The exposure of U/KBs to the real estate sector went up by 2.2 percent to P292.0 billion from P285.7 billion the previous quarter and by 10.0 percent from year ago’s P265.4 billion. Similarly, the exposure of TBs expanded by 0.7 percent to P108.7 billion from last quarter’s P108.0 billion and by 6.6 percent  from year ago’s P102.0 billion.

Consistent with the higher level of RELs, the ratio of RELs to total loan portfolio, exclusive of interbank loans (TLP) of U/KBs and TBs increased to 15.2 percent from the 14.1 percent ratio posted last quarter and year ago. By industry, U/KB’s ratio of RELs to TLP increased to 12.5 percent from last quarter’s 11.5 percent and year ago’s 11.4 percent ratio. Similar ratio for TBs also went up to 34.3 percent from last quarter’s 33.9 percent yet lower than year ago’s 34.5 percent ratio.

Consistently, RELs extended for the construction and development of real estate properties for commercial purposes held the bulk at 56.6 percent (or P219.7 billion) of total RELs while the remaining 43.4 percent (or P168.2 billion) was granted for the acquisition, construction and/or improvement of residential units that is or will be occupied by the individual/household borrower.
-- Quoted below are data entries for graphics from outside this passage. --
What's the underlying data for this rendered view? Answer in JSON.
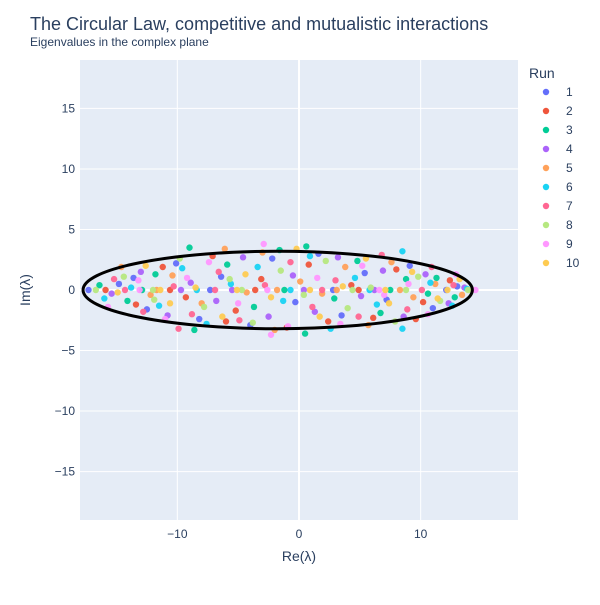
{
  "chart_data": {
    "type": "scatter",
    "title": "The Circular Law, competitive and mutualistic interactions",
    "subtitle": "Eigenvalues in the complex plane",
    "xlabel": "Re(λ)",
    "ylabel": "Im(λ)",
    "xlim": [
      -18,
      18
    ],
    "ylim": [
      -19,
      19
    ],
    "x_ticks": [
      -10,
      0,
      10
    ],
    "x_tick_labels": [
      "−10",
      "0",
      "10"
    ],
    "y_ticks": [
      -15,
      -10,
      -5,
      0,
      5,
      10,
      15
    ],
    "y_tick_labels": [
      "−15",
      "−10",
      "−5",
      "0",
      "5",
      "10",
      "15"
    ],
    "grid": true,
    "legend": {
      "title": "Run",
      "placement": "right",
      "entries": [
        "1",
        "2",
        "3",
        "4",
        "5",
        "6",
        "7",
        "8",
        "9",
        "10"
      ]
    },
    "ellipse": {
      "center": [
        -1.75,
        0
      ],
      "semi_axis_re": 16,
      "semi_axis_im": 3.2
    },
    "series": [
      {
        "name": "1",
        "color": "#636efa",
        "points": [
          [
            -17.3,
            0
          ],
          [
            -14.8,
            0.5
          ],
          [
            -12.5,
            -1.6
          ],
          [
            -10.1,
            2.2
          ],
          [
            -8.2,
            -2.4
          ],
          [
            -6.4,
            1.1
          ],
          [
            -4.0,
            -2.9
          ],
          [
            -2.2,
            2.6
          ],
          [
            -0.3,
            -1.0
          ],
          [
            1.6,
            3.0
          ],
          [
            3.5,
            -2.1
          ],
          [
            5.4,
            1.4
          ],
          [
            7.2,
            -0.8
          ],
          [
            9.1,
            2.0
          ],
          [
            11.0,
            -1.5
          ],
          [
            13.0,
            0.3
          ],
          [
            -13.6,
            1.0
          ],
          [
            -7.3,
            0
          ],
          [
            2.8,
            0
          ],
          [
            12.1,
            0
          ]
        ]
      },
      {
        "name": "2",
        "color": "#ef553b",
        "points": [
          [
            -15.9,
            0
          ],
          [
            -13.4,
            -1.2
          ],
          [
            -11.2,
            1.9
          ],
          [
            -9.3,
            -0.6
          ],
          [
            -7.1,
            2.8
          ],
          [
            -5.2,
            -1.7
          ],
          [
            -3.1,
            0.9
          ],
          [
            -1.0,
            -3.1
          ],
          [
            0.8,
            2.1
          ],
          [
            2.4,
            -2.6
          ],
          [
            4.3,
            0.4
          ],
          [
            6.1,
            -2.3
          ],
          [
            8.0,
            1.7
          ],
          [
            10.2,
            -1.0
          ],
          [
            12.4,
            0.8
          ],
          [
            -10.6,
            0
          ],
          [
            -3.6,
            0
          ],
          [
            4.9,
            0
          ],
          [
            9.6,
            -2.4
          ],
          [
            -6.0,
            -2.6
          ]
        ]
      },
      {
        "name": "3",
        "color": "#00cc96",
        "points": [
          [
            -16.4,
            0.4
          ],
          [
            -14.1,
            -0.9
          ],
          [
            -11.8,
            1.3
          ],
          [
            -9.0,
            3.5
          ],
          [
            -8.6,
            -3.3
          ],
          [
            -5.9,
            2.1
          ],
          [
            -3.7,
            -1.4
          ],
          [
            -1.6,
            3.3
          ],
          [
            0.6,
            3.6
          ],
          [
            0.5,
            -3.6
          ],
          [
            2.9,
            -0.7
          ],
          [
            4.8,
            2.4
          ],
          [
            6.7,
            -1.9
          ],
          [
            8.8,
            0.9
          ],
          [
            10.6,
            -0.3
          ],
          [
            12.8,
            -0.6
          ],
          [
            -12.9,
            0
          ],
          [
            -1.2,
            0
          ],
          [
            7.5,
            0
          ],
          [
            11.3,
            1.0
          ]
        ]
      },
      {
        "name": "4",
        "color": "#ab63fa",
        "points": [
          [
            -15.4,
            -0.3
          ],
          [
            -13.0,
            1.5
          ],
          [
            -10.8,
            -2.1
          ],
          [
            -8.9,
            0.6
          ],
          [
            -6.8,
            -0.9
          ],
          [
            -4.6,
            2.7
          ],
          [
            -2.5,
            -2.2
          ],
          [
            -0.5,
            1.2
          ],
          [
            1.3,
            -1.8
          ],
          [
            3.2,
            2.7
          ],
          [
            5.1,
            -0.5
          ],
          [
            6.9,
            1.6
          ],
          [
            8.6,
            -2.2
          ],
          [
            10.4,
            1.3
          ],
          [
            12.3,
            -1.1
          ],
          [
            -9.7,
            0
          ],
          [
            -5.5,
            0
          ],
          [
            0.4,
            0
          ],
          [
            6.2,
            0
          ],
          [
            13.6,
            0.2
          ]
        ]
      },
      {
        "name": "5",
        "color": "#ffa15a",
        "points": [
          [
            -14.6,
            1.9
          ],
          [
            -12.2,
            -0.4
          ],
          [
            -10.4,
            1.2
          ],
          [
            -8.0,
            -1.1
          ],
          [
            -6.1,
            3.4
          ],
          [
            -4.3,
            -0.2
          ],
          [
            -2.0,
            -3.3
          ],
          [
            0.1,
            0.7
          ],
          [
            1.9,
            -0.3
          ],
          [
            3.8,
            1.9
          ],
          [
            5.7,
            -2.9
          ],
          [
            7.6,
            2.3
          ],
          [
            9.4,
            -0.6
          ],
          [
            11.2,
            0.5
          ],
          [
            13.4,
            -0.4
          ],
          [
            -11.7,
            0
          ],
          [
            -1.8,
            0
          ],
          [
            3.1,
            0
          ],
          [
            8.3,
            0
          ],
          [
            -3.0,
            3.1
          ]
        ]
      },
      {
        "name": "6",
        "color": "#19d3f3",
        "points": [
          [
            -16.0,
            -0.7
          ],
          [
            -13.8,
            0.2
          ],
          [
            -11.5,
            -1.3
          ],
          [
            -9.6,
            1.8
          ],
          [
            -7.6,
            -2.8
          ],
          [
            -5.6,
            0.5
          ],
          [
            -3.4,
            1.9
          ],
          [
            -1.3,
            -0.9
          ],
          [
            0.9,
            2.8
          ],
          [
            2.6,
            -3.2
          ],
          [
            4.6,
            1.0
          ],
          [
            6.4,
            -1.2
          ],
          [
            8.5,
            3.2
          ],
          [
            8.5,
            -3.2
          ],
          [
            10.8,
            0.6
          ],
          [
            12.6,
            -1.3
          ],
          [
            -8.4,
            0
          ],
          [
            -0.7,
            0
          ],
          [
            5.8,
            0
          ],
          [
            13.8,
            0.1
          ]
        ]
      },
      {
        "name": "7",
        "color": "#ff6692",
        "points": [
          [
            -15.2,
            0.9
          ],
          [
            -12.8,
            -1.8
          ],
          [
            -10.3,
            0.3
          ],
          [
            -8.8,
            -2.0
          ],
          [
            -6.6,
            1.5
          ],
          [
            -4.9,
            -2.5
          ],
          [
            -2.8,
            0.4
          ],
          [
            -0.7,
            2.3
          ],
          [
            1.1,
            -1.4
          ],
          [
            3.0,
            0.8
          ],
          [
            4.9,
            -2.2
          ],
          [
            6.8,
            2.9
          ],
          [
            8.9,
            -1.6
          ],
          [
            10.9,
            1.9
          ],
          [
            12.7,
            0.4
          ],
          [
            -14.3,
            0
          ],
          [
            -6.9,
            0
          ],
          [
            1.9,
            0
          ],
          [
            10.1,
            0
          ],
          [
            -9.9,
            -3.2
          ]
        ]
      },
      {
        "name": "8",
        "color": "#b6e880",
        "points": [
          [
            -16.7,
            0
          ],
          [
            -14.4,
            1.1
          ],
          [
            -11.9,
            -0.8
          ],
          [
            -9.8,
            2.6
          ],
          [
            -7.8,
            -1.4
          ],
          [
            -5.7,
            0.9
          ],
          [
            -3.8,
            -2.7
          ],
          [
            -1.5,
            1.6
          ],
          [
            0.4,
            -0.4
          ],
          [
            2.2,
            2.4
          ],
          [
            4.0,
            -1.5
          ],
          [
            5.9,
            0.2
          ],
          [
            7.9,
            -2.6
          ],
          [
            9.8,
            1.1
          ],
          [
            11.6,
            -0.9
          ],
          [
            13.9,
            0
          ],
          [
            -12.0,
            0
          ],
          [
            -4.7,
            0
          ],
          [
            4.4,
            0
          ],
          [
            8.8,
            0
          ]
        ]
      },
      {
        "name": "9",
        "color": "#ff97ff",
        "points": [
          [
            -15.7,
            -1.4
          ],
          [
            -13.2,
            0.8
          ],
          [
            -11.0,
            -2.4
          ],
          [
            -9.2,
            1.0
          ],
          [
            -7.4,
            2.3
          ],
          [
            -5.0,
            -1.1
          ],
          [
            -2.9,
            3.8
          ],
          [
            -0.9,
            -3.0
          ],
          [
            1.5,
            1.0
          ],
          [
            3.4,
            -2.8
          ],
          [
            5.2,
            2.0
          ],
          [
            7.0,
            -0.4
          ],
          [
            9.0,
            0.5
          ],
          [
            10.6,
            -2.0
          ],
          [
            12.9,
            1.3
          ],
          [
            14.5,
            0
          ],
          [
            -13.1,
            0
          ],
          [
            -2.6,
            0
          ],
          [
            6.6,
            0
          ],
          [
            -2.3,
            -3.7
          ]
        ]
      },
      {
        "name": "10",
        "color": "#fecb52",
        "points": [
          [
            -14.9,
            -0.2
          ],
          [
            -12.6,
            2.0
          ],
          [
            -10.6,
            -1.1
          ],
          [
            -8.5,
            0.2
          ],
          [
            -6.3,
            -2.2
          ],
          [
            -4.4,
            1.3
          ],
          [
            -2.3,
            -0.6
          ],
          [
            -0.2,
            3.4
          ],
          [
            1.7,
            -2.2
          ],
          [
            3.6,
            0.3
          ],
          [
            5.5,
            2.6
          ],
          [
            7.4,
            -1.1
          ],
          [
            9.3,
            1.5
          ],
          [
            11.4,
            -0.7
          ],
          [
            13.2,
            0.9
          ],
          [
            -11.4,
            0
          ],
          [
            -5.1,
            0
          ],
          [
            0.9,
            0
          ],
          [
            7.1,
            0
          ],
          [
            12.2,
            0
          ]
        ]
      }
    ]
  }
}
By industry, 72.2 percent (or P201.7 billion) of U/KB’s RELs were extended for commercial purposes while the remaining 27.8 percent (or P77.6 billion) were for residential purposes. On the other hand, RELs granted by TBs were concentrated in financing the acquisition, construction and/or improvement of residential units that are or will be occupied by individual/household borrowers. These comprised 83.4 percent (or P90.7 billion) of total RELs while the remaining 16.6 percent (or P18.0 billion) were used for the construction and development of real estate properties for commercial purposes.

Non-performing RELs barely changed from previous quarter’s P23.2 billion but was favorably down by 8.1 percent from year ago’s P25.3 billion. Consequently, the ratio of non-performing RELs to total RELs was the same as last quarter’s 6.0 percent which was better than the 7.1 percent ratio posted a year ago. Likewise, as a percentage of TLP, delinquent RELs was unchanged from last quarter’s 0.9 percent but eased slightly from year ago’s 1.0 percent. By industry, U/KBs have a better ratio of non-performing RELs to total RELs at 5.0 percent compared to the 8.5 percent ratio posted by TBs.

Investments in debt securities (DS) issued by and in equity securities (ES) of real estate companies amounted to P12.7 billion, up by 28.2 percent from last quarter’s P9.9 billion and by 32.3 percent from year ago’s P9.6 billion. The ratio of combined RELs and investments to the real estate industry to TLP plus total debt and equity investments went up to 9.5 percent from last quarter’s 9.1 percent and year ago’s 9.2 percent ratio.